Claudius Ptolemy (fl. 130–150 C.E.), an astrologer, astronomer, and geographer whose work had a significant impact on the development of astrology, attempted to present astrology as a natural science while dismissing much of the doctrine for lack of systematic rigour. He did this by using Aristotelian-influenced modes of argumentation that had been adopted by other Hellenistic schools like the Middle Platonists and the Academic Sk.Thrasyllus, the head of the academy in the first century C.E., served as an astrologer to Emperor Tiberius and is credited with writing works on astrology and numerology.

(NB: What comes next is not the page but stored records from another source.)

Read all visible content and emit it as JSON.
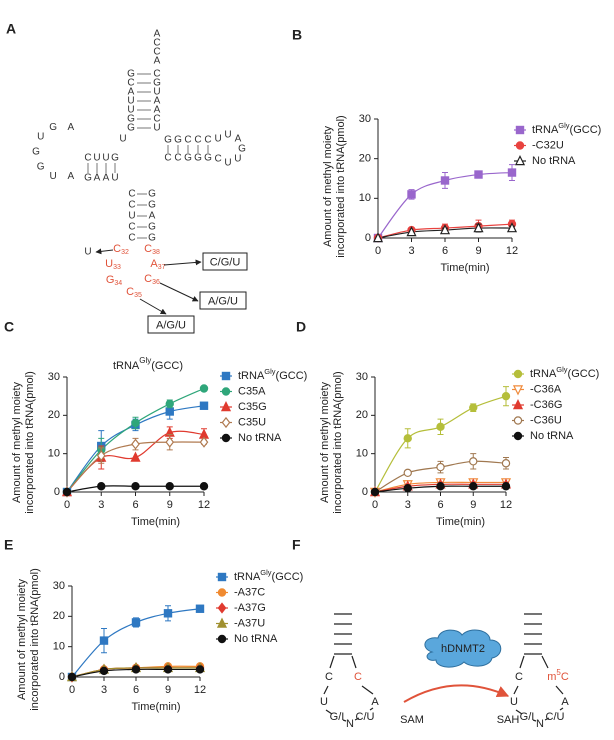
{
  "panel_labels": [
    "A",
    "B",
    "C",
    "D",
    "E",
    "F"
  ],
  "trna": {
    "acceptor_end": "ACCA",
    "acceptor_5": "GCAUUGG",
    "acceptor_3": "CGUAACU",
    "junction": "U",
    "t_top": "GGCCC",
    "t_bottom": "CCGGG",
    "t_loop": "UUAGUUC",
    "d_top": "CUUG",
    "d_bottom": "GAAU",
    "d_loop": "AGUGGUA",
    "ac_5": "CCUCC",
    "ac_3": "GGAGG",
    "loop": [
      {
        "base": "C",
        "num": "32"
      },
      {
        "base": "U",
        "num": "33"
      },
      {
        "base": "G",
        "num": "34"
      },
      {
        "base": "C",
        "num": "35"
      },
      {
        "base": "C",
        "num": "36"
      },
      {
        "base": "A",
        "num": "37"
      },
      {
        "base": "C",
        "num": "38"
      }
    ],
    "mutations": [
      "U",
      "C/G/U",
      "A/G/U",
      "A/G/U"
    ],
    "label": [
      "tRNA",
      "Gly",
      "(GCC)"
    ]
  },
  "chart_data": [
    {
      "type": "line",
      "xlabel": "Time(min)",
      "ylabel": [
        "Amount of methyl moiety",
        "incorporated into tRNA(pmol)"
      ],
      "x": [
        0,
        3,
        6,
        9,
        12
      ],
      "xlim": [
        0,
        12
      ],
      "ylim": [
        0,
        30
      ],
      "xticks": [
        0,
        3,
        6,
        9,
        12
      ],
      "yticks": [
        0,
        10,
        20,
        30
      ],
      "series": [
        {
          "name": [
            "tRNA",
            "Gly",
            "(GCC)"
          ],
          "color": "#9966cc",
          "marker": "square",
          "open": false,
          "values": [
            0,
            11,
            14.5,
            16,
            16.5
          ],
          "errors": [
            0,
            1.2,
            2,
            0.5,
            2
          ]
        },
        {
          "name": "-C32U",
          "color": "#e8423f",
          "marker": "circle",
          "open": false,
          "values": [
            0,
            2,
            2.5,
            3,
            3.5
          ],
          "errors": [
            0,
            0.5,
            1,
            1.5,
            1
          ]
        },
        {
          "name": "No tRNA",
          "color": "#222222",
          "marker": "triangle",
          "open": true,
          "values": [
            0,
            1.5,
            2,
            2.5,
            2.5
          ],
          "errors": [
            0,
            0,
            0.5,
            1,
            0.5
          ]
        }
      ]
    },
    {
      "type": "line",
      "xlabel": "Time(min)",
      "ylabel": [
        "Amount of methyl moiety",
        "incorporated into tRNA(pmol)"
      ],
      "x": [
        0,
        3,
        6,
        9,
        12
      ],
      "xlim": [
        0,
        12
      ],
      "ylim": [
        0,
        30
      ],
      "xticks": [
        0,
        3,
        6,
        9,
        12
      ],
      "yticks": [
        0,
        10,
        20,
        30
      ],
      "series": [
        {
          "name": [
            "tRNA",
            "Gly",
            "(GCC)"
          ],
          "color": "#2e78c2",
          "marker": "square",
          "open": false,
          "values": [
            0,
            12,
            17.5,
            21,
            22.5
          ],
          "errors": [
            0,
            4,
            1.5,
            2,
            0
          ]
        },
        {
          "name": "C35A",
          "color": "#2fa67a",
          "marker": "circle",
          "open": false,
          "values": [
            0,
            11,
            18,
            23,
            27
          ],
          "errors": [
            0,
            3,
            1.5,
            1,
            0.5
          ]
        },
        {
          "name": "C35G",
          "color": "#e03a2f",
          "marker": "triangle",
          "open": false,
          "values": [
            0,
            9,
            9,
            15.5,
            15
          ],
          "errors": [
            0,
            3,
            0,
            1.5,
            1.5
          ]
        },
        {
          "name": "C35U",
          "color": "#b07a50",
          "marker": "diamond",
          "open": true,
          "values": [
            0,
            9.5,
            12.5,
            13,
            13
          ],
          "errors": [
            0,
            2,
            1.5,
            2,
            0.5
          ]
        },
        {
          "name": "No tRNA",
          "color": "#111111",
          "marker": "circle",
          "open": false,
          "values": [
            0,
            1.5,
            1.5,
            1.5,
            1.5
          ],
          "errors": [
            0,
            0,
            0,
            0,
            0
          ]
        }
      ]
    },
    {
      "type": "line",
      "xlabel": "Time(min)",
      "ylabel": [
        "Amount of methyl moiety",
        "incorporated into tRNA(pmol)"
      ],
      "x": [
        0,
        3,
        6,
        9,
        12
      ],
      "xlim": [
        0,
        12
      ],
      "ylim": [
        0,
        30
      ],
      "xticks": [
        0,
        3,
        6,
        9,
        12
      ],
      "yticks": [
        0,
        10,
        20,
        30
      ],
      "series": [
        {
          "name": [
            "tRNA",
            "Gly",
            "(GCC)"
          ],
          "color": "#b5be3a",
          "marker": "circle",
          "open": false,
          "values": [
            0,
            14,
            17,
            22,
            25
          ],
          "errors": [
            0,
            2.5,
            2,
            1,
            2.5
          ]
        },
        {
          "name": "-C36A",
          "color": "#f08a3a",
          "marker": "triangle-down",
          "open": true,
          "values": [
            0,
            2,
            2.5,
            2.5,
            2.5
          ],
          "errors": [
            0,
            0.5,
            0.5,
            0.5,
            0.5
          ]
        },
        {
          "name": "-C36G",
          "color": "#e03a2f",
          "marker": "triangle",
          "open": false,
          "values": [
            0,
            1.5,
            2,
            2,
            2
          ],
          "errors": [
            0,
            0.5,
            0.5,
            0.5,
            0.5
          ]
        },
        {
          "name": "-C36U",
          "color": "#a07850",
          "marker": "circle",
          "open": true,
          "values": [
            0,
            5,
            6.5,
            8,
            7.5
          ],
          "errors": [
            0,
            0.5,
            1.5,
            2,
            1.5
          ]
        },
        {
          "name": "No tRNA",
          "color": "#111111",
          "marker": "circle",
          "open": false,
          "values": [
            0,
            1,
            1.5,
            1.5,
            1.5
          ],
          "errors": [
            0,
            0,
            0,
            0,
            0
          ]
        }
      ]
    },
    {
      "type": "line",
      "xlabel": "Time(min)",
      "ylabel": [
        "Amount of methyl moiety",
        "incorporated into tRNA(pmol)"
      ],
      "x": [
        0,
        3,
        6,
        9,
        12
      ],
      "xlim": [
        0,
        12
      ],
      "ylim": [
        0,
        30
      ],
      "xticks": [
        0,
        3,
        6,
        9,
        12
      ],
      "yticks": [
        0,
        10,
        20,
        30
      ],
      "series": [
        {
          "name": [
            "tRNA",
            "Gly",
            "(GCC)"
          ],
          "color": "#2e78c2",
          "marker": "square",
          "open": false,
          "values": [
            0,
            12,
            18,
            21,
            22.5
          ],
          "errors": [
            0,
            4,
            1.5,
            2.5,
            0
          ]
        },
        {
          "name": "-A37C",
          "color": "#f08a30",
          "marker": "circle",
          "open": false,
          "values": [
            0,
            2.5,
            3,
            3.5,
            3.5
          ],
          "errors": [
            0,
            0.5,
            0.5,
            0.5,
            0.5
          ]
        },
        {
          "name": "-A37G",
          "color": "#e03a2f",
          "marker": "diamond",
          "open": false,
          "values": [
            0,
            2.5,
            3,
            3,
            3
          ],
          "errors": [
            0,
            0.5,
            0.5,
            0.5,
            0.5
          ]
        },
        {
          "name": "-A37U",
          "color": "#a09030",
          "marker": "triangle",
          "open": false,
          "values": [
            0,
            2.5,
            3,
            3,
            3
          ],
          "errors": [
            0,
            0.5,
            0.5,
            0.5,
            0.5
          ]
        },
        {
          "name": "No tRNA",
          "color": "#111111",
          "marker": "circle",
          "open": false,
          "values": [
            0,
            2,
            2.5,
            2.5,
            2.5
          ],
          "errors": [
            0,
            0,
            0,
            0,
            0
          ]
        }
      ]
    }
  ],
  "diagram": {
    "left": {
      "bases": [
        "C",
        "U",
        "G/I",
        "N",
        "C/U",
        "A"
      ],
      "target": "C"
    },
    "enzyme": "hDNMT2",
    "substrate": "SAM",
    "product": "SAH",
    "right": {
      "bases": [
        "C",
        "U",
        "G/I",
        "N",
        "C/U",
        "A"
      ],
      "target": [
        "m",
        "5",
        "C"
      ]
    }
  }
}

The later Platonic Academy also had its fair share of astrological interest. Porphyry, Iamblichus, and Proclus were all Neoplatonists who either practised or embraced astrology in accordance with their individual contributions to Neoplatonism.It is difficult to believe that philosophers who were also astrologers would have separated astrology from philosophy. Influential philosophers of the day who contributed to the development of the theoretical and cosmological understanding of the practice were profoundly influenced by the concept of astrology as a methodical explanation of fate.


Using a range of arguments centred on freedom, the ontological position of the stars and planets, and the illogical or practical constraints of astrological claims, thinkers in the sceptical Academy and Pyrrhonic schools sought to question the theoretical foundations of the practise of astrology.